A merge does not guarantee the tests pass. For example:

~  User A, update function foo() to require a variable foo(x)
~  User B, write a new function bar() which uses foo()

In these cases, both branches can have 100% test coverage, and have 100% of the
tests passing. However, when you merge the two, User B's bar() function will not
pass in the new parameter.

Note that there are no conflicts, and both sides had 100% perfect test coverage.

So yes, rebase is effectively taking each commit, doing a merge against tip,
throwing away the merge info, and committing as though it was done fresh.

It is *likely* that if the tests passed before, the tests will pass now. But it
only takes a fairly common operation (any sort of API change) to cause it to break.

I don't believe anyone uses 'rebase' and re-runs the tests all along the way. I
do believe some people use 'rebase' and then through out some of the
intermediate commits, or reorder them, etc to make it a cleaner looking history.

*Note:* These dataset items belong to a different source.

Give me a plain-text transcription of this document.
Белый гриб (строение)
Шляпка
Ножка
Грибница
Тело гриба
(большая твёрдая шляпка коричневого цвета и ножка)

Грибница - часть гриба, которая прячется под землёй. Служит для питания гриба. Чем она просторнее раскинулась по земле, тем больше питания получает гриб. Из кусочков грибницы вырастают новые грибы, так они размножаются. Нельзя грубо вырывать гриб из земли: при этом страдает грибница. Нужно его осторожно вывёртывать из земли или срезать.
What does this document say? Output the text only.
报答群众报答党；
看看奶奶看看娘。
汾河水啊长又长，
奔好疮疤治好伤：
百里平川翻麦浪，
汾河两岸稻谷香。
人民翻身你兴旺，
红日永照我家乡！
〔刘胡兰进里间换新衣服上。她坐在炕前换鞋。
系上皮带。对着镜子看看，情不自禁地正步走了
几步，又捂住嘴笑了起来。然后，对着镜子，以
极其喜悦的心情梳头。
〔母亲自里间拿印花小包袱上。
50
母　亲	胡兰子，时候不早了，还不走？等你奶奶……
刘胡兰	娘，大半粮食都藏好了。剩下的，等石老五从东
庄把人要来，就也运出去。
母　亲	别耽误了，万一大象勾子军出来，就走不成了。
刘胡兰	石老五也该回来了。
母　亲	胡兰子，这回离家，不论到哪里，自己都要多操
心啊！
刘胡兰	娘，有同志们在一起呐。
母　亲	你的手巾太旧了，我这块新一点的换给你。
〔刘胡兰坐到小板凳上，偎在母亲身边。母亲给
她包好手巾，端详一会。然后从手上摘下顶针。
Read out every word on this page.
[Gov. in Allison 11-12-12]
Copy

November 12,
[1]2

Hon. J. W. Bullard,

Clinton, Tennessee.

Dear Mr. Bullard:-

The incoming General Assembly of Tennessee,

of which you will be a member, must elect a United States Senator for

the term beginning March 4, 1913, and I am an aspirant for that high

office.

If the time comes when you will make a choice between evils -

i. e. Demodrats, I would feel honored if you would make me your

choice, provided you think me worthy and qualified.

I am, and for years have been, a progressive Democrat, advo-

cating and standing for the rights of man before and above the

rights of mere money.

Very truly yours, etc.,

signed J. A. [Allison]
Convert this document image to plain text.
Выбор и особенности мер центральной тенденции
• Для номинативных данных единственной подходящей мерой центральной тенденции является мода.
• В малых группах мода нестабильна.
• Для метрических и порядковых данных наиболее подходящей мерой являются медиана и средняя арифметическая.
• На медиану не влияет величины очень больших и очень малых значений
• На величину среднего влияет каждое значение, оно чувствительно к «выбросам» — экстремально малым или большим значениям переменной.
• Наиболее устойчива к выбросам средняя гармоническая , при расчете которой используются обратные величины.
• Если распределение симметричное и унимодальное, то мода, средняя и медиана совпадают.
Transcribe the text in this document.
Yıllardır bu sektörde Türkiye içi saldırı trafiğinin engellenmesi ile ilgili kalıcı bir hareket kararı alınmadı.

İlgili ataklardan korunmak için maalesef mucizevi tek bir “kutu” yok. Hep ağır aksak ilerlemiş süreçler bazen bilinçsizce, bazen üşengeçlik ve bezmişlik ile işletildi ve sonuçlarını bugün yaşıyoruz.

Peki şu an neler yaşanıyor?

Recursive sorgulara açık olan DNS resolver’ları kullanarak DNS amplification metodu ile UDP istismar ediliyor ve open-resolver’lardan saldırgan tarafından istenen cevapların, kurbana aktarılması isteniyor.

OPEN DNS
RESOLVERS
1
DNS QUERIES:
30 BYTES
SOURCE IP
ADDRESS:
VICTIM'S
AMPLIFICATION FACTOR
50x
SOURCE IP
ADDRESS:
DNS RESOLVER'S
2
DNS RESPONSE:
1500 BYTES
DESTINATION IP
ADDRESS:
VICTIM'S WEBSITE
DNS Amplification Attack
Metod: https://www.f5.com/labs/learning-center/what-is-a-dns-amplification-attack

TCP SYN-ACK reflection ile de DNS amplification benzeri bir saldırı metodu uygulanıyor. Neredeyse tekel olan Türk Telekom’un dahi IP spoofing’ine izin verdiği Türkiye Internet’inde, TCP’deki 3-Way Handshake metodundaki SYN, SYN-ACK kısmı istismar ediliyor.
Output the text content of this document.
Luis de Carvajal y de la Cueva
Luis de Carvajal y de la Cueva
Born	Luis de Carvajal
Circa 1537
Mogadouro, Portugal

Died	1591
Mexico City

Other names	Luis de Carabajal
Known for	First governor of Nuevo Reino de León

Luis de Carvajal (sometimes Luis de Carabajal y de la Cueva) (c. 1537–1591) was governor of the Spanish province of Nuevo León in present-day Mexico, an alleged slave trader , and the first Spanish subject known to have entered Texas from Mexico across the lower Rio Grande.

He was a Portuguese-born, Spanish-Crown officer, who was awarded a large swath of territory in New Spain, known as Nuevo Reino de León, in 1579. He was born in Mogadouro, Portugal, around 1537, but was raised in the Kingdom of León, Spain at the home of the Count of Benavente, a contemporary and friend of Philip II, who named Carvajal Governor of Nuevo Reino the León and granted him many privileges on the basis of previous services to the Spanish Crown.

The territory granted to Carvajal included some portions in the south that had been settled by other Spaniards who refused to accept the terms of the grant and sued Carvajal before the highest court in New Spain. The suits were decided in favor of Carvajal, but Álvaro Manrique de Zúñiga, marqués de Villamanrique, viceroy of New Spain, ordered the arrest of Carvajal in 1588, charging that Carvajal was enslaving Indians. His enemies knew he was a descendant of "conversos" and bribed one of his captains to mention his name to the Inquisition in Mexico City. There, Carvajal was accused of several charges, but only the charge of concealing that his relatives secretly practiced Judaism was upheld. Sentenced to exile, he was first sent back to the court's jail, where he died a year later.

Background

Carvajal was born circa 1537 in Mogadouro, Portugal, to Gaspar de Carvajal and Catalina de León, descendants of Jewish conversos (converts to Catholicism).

I believe there is a famous mathematician that would always rewrite his proofs
after he finished them. To make them very logical and straightforward. Which
makes them easy to read. But nobody is able to learn *how* he solved these
problems, because all they see is the answer. (Coming from Engineering, "Show
your work" was about 90% of the grade.)

The way the Bazaar project handles intermediate commits is by distinguishing a
"mainline" for a branch, separate from the merged revisions. If you do "bzr log
- --short bzr.dev", every single one of those commits (from 1554 on) has passed
the test suite.

If you want to bisect, you can follow the mainline revisions knowing that
everything should be working at each point. (At a minimum, you shouldn't be
getting syntax errors, etc.) Once you have tracked something down on mainline,
you can then bisect through the merge branch if you want better resolution, with
the caveat that you may run into a broken node.

In my working branches, I will sometimes commit a broken revision, just to make
some forward progress. I don't feel the need to run the full test suite at every
commit, and often the minor patch will end up with a nice annotation about what
it is trying to do, etc.

Git as a project has at least stated the policy that everyone's work should be
created equal, and that a "mainline" is a bad thing. But all of *my* personal
work is not created equal. And I distinguish that by having a dev/feature
branch, versus my own mainline.

And certainly, there are de facto mainlines for the Linux kernel. (You don't run
random Joe Hacker's kernel, you run the stock kernel, or the -aa, or whatever.)

And, arguably, our 'bzr log --short' is a much cleaner view of history:

~ 3398 Canonical.com Patch Queue Manager 2008-05-01 [merge]
~      Add the smart protocol v3 specification to network-protocol.txt

~ 3399 Canonical.com Patch Queue Manager 2008-05-01 [merge]
~      Minor docstring cleanups (Ian Clatworthy)

~ 3400 Canonical.com Patch Queue Manager 2008-05-02 [merge]
~      (robertc) Fix error reporting with bad revision parsing in weave
~        repositories. (Robert Collins)

~ 3401 Canonical.com Patch Queue Manager 2008-05-02 [merge]
~      (mbp) merge 1.4final back to trunk

~ 3402 Canonical.com Patch Queue Manager 2008-05-02 [merge]
~      (mbp,trivial) fix stray comment

~ 3403 Canonical.com Patch Queue Manager 2008-05-02 [merge]
~      (mbp) merge 1.3.1 news into trunk

~ 3404 Canonical.com Patch Queue Manager 2008-05-02 [merge]
~      (mbp) deprecate LocableFiles.get_utf8

~ 3405 Canonical.com Patch Queue Manager 2008-05-03 [merge]
~      (Jelmer) Deprecate Repository.revision_parents().

~ 3406 Canonical.com Patch Queue Manager 2008-05-05 [merge]
~      (robertc) Preserve test ids correctly to aid debugging. (Robert
~        Collins, Andrew Bennetts)

~ 3407 Canonical.com Patch Queue Manager 2008-05-06 [merge]
~      (jam) Make Graph.find_differences() correct,
~        and create a Graph.find_unique_ancestors function.

Single merge revisions that clearly identify what changed, giving you a quick
point to follow if something goes wrong. (I also always label my bug-fix merge
commits with the bug #, though that isn't strict Bazaar policy.)

John
=:->
-----BEGIN PGP SIGNATURE-----
Version: GnuPG v1.4.9 (Cygwin)
Comment: Using GnuPG with Mozilla - http://enigmail.mozdev.org

iEYEARECAAYFAkghug4ACgkQJdeBCYSNAAOB6wCgxH6eJVf2P517KyFxz4os1gy8
yXYAniIqTMjNfMA0GOkFIRB85v1rqABl
=S8k4
-----END PGP SIGNATURE-----